Segundo ele, Miguel mantinha contato com a família a cada dez minutos, como parte de um protocolo de segurança. “A última vez foi ontem. Sabíamos que poderia cair a comunicação. Se eles não atendessem mais, era porque tinha acontecido alguma coisa. Fiquei tentando a madrugada toda”, relatou.

Carreira dedicada à causa social

Documentarista e militante, Miguel Viveiros de Castro construiu sua trajetória com filmes voltados a movimentos sociais, direitos humanos e meio ambiente. Ganhou reconhecimento internacional com “Brad, Uma Noite Mais nas Barricadas”, sobre o assassinato do videoativista Brad Will no México, em 2006.

Outros trabalhos de destaque incluem “Tornallom”, que retrata a resistência de uma comunidade rural em Valência contra a especulação imobiliária; “Piauí Entocado”, sobre o trabalho da arqueóloga Niède Guidon na Serra da Capivara; e “Mundurukânia – Na Beira da História”, que aborda o impacto de hidrelétricas e mineração na Amazônia.
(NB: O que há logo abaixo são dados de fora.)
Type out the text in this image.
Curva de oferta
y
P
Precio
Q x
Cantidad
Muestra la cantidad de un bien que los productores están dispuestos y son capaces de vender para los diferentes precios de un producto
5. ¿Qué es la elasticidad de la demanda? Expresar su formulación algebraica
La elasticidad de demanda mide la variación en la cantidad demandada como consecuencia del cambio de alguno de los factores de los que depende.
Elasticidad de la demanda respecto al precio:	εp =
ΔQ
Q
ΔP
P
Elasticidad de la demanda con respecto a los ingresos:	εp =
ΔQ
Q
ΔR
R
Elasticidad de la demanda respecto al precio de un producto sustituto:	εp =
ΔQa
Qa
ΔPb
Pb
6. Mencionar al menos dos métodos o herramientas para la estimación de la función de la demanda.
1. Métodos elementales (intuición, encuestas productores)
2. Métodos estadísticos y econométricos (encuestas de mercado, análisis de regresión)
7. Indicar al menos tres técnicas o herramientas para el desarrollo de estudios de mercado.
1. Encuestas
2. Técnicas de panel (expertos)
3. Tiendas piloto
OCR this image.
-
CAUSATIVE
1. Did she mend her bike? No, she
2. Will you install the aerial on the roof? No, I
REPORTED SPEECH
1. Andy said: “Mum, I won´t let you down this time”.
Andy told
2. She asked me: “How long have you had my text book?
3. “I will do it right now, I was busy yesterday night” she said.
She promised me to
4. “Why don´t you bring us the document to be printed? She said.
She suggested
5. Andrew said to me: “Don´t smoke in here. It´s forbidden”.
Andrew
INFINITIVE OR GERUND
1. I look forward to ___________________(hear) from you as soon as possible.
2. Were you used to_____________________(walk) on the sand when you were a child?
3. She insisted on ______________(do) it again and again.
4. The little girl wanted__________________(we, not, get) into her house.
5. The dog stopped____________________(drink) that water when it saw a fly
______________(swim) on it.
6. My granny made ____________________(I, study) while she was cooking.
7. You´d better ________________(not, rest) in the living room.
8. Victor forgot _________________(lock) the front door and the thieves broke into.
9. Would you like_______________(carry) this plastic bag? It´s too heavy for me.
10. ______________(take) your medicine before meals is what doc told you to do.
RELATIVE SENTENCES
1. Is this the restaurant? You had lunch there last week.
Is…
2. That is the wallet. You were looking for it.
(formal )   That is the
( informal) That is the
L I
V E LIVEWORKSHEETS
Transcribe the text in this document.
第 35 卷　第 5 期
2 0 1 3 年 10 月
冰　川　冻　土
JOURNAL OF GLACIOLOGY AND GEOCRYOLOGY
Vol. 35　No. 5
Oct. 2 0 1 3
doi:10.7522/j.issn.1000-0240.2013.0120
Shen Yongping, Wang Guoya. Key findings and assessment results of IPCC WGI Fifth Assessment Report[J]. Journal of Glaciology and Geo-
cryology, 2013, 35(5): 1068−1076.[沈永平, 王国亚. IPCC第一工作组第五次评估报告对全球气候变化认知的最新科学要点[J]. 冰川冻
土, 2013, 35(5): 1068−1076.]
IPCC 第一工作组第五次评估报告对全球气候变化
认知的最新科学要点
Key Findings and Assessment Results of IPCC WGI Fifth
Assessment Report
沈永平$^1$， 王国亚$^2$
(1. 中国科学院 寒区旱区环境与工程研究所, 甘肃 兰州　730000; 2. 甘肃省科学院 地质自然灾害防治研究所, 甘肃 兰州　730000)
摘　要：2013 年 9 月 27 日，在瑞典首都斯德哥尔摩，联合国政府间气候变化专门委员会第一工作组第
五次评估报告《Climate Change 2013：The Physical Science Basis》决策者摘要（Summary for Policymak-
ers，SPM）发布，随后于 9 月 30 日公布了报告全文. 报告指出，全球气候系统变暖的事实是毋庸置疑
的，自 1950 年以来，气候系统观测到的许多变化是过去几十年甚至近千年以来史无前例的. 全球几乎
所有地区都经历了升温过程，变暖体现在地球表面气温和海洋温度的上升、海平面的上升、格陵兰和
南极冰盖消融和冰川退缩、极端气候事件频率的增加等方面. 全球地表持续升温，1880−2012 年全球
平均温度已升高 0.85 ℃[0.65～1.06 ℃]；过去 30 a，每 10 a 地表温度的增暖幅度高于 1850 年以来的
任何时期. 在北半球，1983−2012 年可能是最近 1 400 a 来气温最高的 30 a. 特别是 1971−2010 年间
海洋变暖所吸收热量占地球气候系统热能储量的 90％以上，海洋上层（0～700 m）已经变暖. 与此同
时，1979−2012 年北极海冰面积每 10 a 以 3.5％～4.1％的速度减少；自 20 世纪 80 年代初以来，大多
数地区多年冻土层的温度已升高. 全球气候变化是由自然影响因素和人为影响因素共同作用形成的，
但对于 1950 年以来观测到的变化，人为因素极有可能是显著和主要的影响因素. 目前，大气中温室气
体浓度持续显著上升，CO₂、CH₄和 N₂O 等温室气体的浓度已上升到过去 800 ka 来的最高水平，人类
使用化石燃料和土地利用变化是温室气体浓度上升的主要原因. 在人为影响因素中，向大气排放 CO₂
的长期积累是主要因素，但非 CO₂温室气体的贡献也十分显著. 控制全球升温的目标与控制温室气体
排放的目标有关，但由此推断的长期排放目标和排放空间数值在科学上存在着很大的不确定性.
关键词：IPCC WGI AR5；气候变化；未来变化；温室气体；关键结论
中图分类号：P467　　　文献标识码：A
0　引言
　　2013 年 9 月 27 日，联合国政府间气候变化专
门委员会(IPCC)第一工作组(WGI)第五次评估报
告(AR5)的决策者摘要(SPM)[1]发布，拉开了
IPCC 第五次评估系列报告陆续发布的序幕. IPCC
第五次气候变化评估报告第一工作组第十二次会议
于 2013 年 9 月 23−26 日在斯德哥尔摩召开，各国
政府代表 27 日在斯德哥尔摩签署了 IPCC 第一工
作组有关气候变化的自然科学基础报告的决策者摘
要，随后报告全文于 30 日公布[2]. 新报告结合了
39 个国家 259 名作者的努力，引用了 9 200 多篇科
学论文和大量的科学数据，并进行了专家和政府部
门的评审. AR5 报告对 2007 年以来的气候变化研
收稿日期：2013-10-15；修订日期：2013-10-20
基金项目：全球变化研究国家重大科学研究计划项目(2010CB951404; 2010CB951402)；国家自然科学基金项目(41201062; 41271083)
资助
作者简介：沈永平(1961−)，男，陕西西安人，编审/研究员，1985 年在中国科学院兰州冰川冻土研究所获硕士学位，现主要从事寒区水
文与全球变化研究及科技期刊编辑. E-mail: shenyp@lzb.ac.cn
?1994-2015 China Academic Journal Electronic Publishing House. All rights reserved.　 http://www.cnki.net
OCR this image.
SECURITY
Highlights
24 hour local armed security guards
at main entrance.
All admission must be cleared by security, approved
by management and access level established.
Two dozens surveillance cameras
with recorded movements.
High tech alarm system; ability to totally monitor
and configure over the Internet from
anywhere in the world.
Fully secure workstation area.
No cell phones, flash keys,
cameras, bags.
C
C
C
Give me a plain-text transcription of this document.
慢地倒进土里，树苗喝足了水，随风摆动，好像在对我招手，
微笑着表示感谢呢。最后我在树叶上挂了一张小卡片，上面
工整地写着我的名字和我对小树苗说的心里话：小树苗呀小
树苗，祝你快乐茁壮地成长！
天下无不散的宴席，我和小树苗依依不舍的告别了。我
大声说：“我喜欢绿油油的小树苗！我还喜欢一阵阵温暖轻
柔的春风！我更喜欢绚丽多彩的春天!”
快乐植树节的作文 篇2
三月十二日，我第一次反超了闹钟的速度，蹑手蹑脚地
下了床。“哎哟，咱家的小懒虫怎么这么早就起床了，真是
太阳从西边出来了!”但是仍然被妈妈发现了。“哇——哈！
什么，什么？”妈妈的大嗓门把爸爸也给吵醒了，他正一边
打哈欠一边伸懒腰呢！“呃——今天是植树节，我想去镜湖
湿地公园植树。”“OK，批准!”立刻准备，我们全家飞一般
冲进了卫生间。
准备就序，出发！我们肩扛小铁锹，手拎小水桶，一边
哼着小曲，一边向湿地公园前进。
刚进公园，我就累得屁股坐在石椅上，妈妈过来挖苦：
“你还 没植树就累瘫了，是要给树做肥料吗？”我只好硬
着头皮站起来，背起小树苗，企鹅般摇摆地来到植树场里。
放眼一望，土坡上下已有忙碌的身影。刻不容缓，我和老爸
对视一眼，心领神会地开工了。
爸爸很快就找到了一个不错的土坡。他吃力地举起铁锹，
Miguel também é autor de “Em Busca da Caixa-Preta do Golpe de 64”, que resgata memórias de militantes sindicais e bastidores da resistência anterior à ditadura militar no Brasil.

Solidariedade internacional

A missão Global Sumud Flotilla reuniu 461 ativistas de mais de 40 países, entre eles parlamentares e defensores de direitos humanos. Em comunicado, os organizadores afirmaram que “Israel atacou embarcações desarmadas, carregando ajuda humanitária e voluntários de dezenas de países, em mais uma grave violação do direito internacional”.

Segundo a nota, “até agora não houve relatos oficiais sobre feridos ou mortes entre os ativistas brasileiros”.

Com a deportação concluída, Miguel e os demais brasileiros receberam apoio logístico e alimentação em Amã. O cineasta afirmou que todos os integrantes do grupo estão bem e que continuará denunciando as condições da população palestina.

Filmografia de destaque

Mundurukânia, Na Beira da História – documentário sobre aldeias indígenas na Amazônia, lançado em 2015, com trilha sonora de Carlos Malta & Pife Moderno
Piauí Entocado – sobre o trabalho da arqueóloga Niède Guidon e as comunidades da Serra da Capivara
Tornallom – sobre a luta da comunidade La Punta, em Valência, contra a especulação imobiliária
Brad, Uma Noite Mais nas Barricadas – relato do assassinato do videoativista Brad Will no México
Em Busca da Caixa-Preta do Golpe de 64 – investigação sobre a luta sindical anterior ao golpe militar.